The same mentality of inverted communalism could be seen when Hindu rituals were performed on ceremonial occasions relating to official functions in which Ministers and even the Head of State also participated: there was little understanding of how such ceremonial rituals would have an impact on the minority community. On the one hand, the attitude of don’t-touch-the-Muslim community as it must not be made to feel that it was being pressurised by the majority community; and on the other, carry on even in public affairs in a manner that pleases the majority community.

Out of this strange mentality came the compulsions of election politics. In our func-tioning democracy, we are proud that we have been holding regular elections from Parliament to the panchayats. But the system that has come into operation has encouraged the tendency to appeal to caste and communal loyalties of the voter. As the system itself has got corroded over the years, this tendency has been strengthened; hence the emergence of communal/caste vote-banks. And as the vote-banks flourished, there has emerged a whole tribe of brokers in both the communities. As brokers they have a stake in keeping the community under their keep apart from any endeavour at forging a national approach as distinct from the communal or caste approach.

Since no ideological imperative for Hindu-Muslim unity has been built up after the demise of Gandhi, it is but natural that the communities by and large would come under the spell of religious leaders addressing their respective flocks. But the religious leaders are on thier own unconcerned with political activity. And here the political operators flourished in communal garb, claiming themselves as the custodians of communal interests. They have grown as political brokers in the two communities managing their protfolio accounts in the vote-banks. What happened on December 6 at Ayodhya was like the bursting of a scam in the political stock exchange. But it does not follow the brokers are all exposed. The brokers in the minority community are equally active as their counterparts in the majority community.

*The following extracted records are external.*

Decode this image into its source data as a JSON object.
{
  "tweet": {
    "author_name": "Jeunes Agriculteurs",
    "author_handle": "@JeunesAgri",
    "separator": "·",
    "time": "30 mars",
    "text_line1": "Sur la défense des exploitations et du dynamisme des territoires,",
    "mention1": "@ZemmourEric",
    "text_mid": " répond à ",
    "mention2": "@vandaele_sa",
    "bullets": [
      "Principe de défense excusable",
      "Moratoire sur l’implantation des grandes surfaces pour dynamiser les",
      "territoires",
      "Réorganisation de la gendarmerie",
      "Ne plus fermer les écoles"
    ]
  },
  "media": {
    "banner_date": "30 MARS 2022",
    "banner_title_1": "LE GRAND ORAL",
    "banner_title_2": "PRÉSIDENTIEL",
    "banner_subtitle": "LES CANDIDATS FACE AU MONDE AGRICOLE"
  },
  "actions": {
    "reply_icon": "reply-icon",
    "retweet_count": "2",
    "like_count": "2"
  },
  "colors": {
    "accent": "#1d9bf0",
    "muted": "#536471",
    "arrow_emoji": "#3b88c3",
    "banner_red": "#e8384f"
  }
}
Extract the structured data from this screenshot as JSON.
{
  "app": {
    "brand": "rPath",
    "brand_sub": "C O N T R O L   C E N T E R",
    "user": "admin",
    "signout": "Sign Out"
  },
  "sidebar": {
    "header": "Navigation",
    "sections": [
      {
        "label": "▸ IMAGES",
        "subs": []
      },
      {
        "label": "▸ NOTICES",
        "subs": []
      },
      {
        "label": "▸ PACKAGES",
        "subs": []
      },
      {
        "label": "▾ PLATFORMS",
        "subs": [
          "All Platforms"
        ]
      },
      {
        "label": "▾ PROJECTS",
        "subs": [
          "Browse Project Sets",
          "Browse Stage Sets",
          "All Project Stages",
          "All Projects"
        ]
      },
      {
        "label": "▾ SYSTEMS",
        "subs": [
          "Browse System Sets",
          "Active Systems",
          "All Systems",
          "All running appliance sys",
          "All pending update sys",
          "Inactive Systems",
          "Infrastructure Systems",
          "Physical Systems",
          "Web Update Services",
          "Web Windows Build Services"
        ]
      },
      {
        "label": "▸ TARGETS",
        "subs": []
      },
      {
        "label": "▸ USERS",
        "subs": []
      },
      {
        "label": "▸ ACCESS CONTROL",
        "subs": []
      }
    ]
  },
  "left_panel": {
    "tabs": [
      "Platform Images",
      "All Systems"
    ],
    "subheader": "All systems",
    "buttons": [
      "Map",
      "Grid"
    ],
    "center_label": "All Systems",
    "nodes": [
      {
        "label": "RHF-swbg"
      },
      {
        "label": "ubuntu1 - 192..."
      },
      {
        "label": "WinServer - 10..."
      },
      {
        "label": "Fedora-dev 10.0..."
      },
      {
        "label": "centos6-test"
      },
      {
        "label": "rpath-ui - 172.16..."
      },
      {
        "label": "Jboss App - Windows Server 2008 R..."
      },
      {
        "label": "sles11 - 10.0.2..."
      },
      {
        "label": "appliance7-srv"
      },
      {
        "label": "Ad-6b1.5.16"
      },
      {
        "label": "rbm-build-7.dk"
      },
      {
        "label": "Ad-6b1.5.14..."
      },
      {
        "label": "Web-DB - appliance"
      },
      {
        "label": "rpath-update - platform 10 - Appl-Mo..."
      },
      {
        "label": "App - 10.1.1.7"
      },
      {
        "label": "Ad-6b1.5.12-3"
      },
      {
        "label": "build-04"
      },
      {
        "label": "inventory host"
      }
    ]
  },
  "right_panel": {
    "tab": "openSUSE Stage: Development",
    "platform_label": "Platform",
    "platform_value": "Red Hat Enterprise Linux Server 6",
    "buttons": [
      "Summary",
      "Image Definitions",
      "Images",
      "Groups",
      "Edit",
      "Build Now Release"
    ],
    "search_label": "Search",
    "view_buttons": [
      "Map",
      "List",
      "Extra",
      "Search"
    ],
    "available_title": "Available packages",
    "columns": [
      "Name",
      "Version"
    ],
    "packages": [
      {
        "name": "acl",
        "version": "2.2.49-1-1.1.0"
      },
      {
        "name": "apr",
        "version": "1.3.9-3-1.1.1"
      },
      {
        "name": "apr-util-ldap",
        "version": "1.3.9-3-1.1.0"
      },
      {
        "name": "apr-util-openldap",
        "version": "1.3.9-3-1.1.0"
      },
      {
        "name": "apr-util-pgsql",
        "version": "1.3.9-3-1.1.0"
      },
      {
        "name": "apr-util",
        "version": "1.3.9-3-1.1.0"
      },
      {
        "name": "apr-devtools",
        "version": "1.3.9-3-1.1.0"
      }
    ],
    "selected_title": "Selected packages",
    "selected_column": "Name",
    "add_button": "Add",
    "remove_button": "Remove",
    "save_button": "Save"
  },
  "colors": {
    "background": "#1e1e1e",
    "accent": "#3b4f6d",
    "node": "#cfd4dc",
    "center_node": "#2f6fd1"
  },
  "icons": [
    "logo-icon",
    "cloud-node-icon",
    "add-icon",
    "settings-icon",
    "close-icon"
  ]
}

In the unfolding of this sordid drama, the intellectual elite, without having built a foothold in his own community, finds himself in a state of helplessness. His cry for secularism, for fight against fascism are no doubt well-meaning and they do have some effect, but that could only be a marginal effect—a sort of salvation army squad in the face an earthquake disaster. But marginal relief is also welcome.

What’s, however, called for is to bestir those noble souls who have roots in their respective communities. They have to come out of their cloistered eminence and lead their flocks for Hindu-Muslim unity—which alone can provide the bedrock for India’s regenerated nationalism.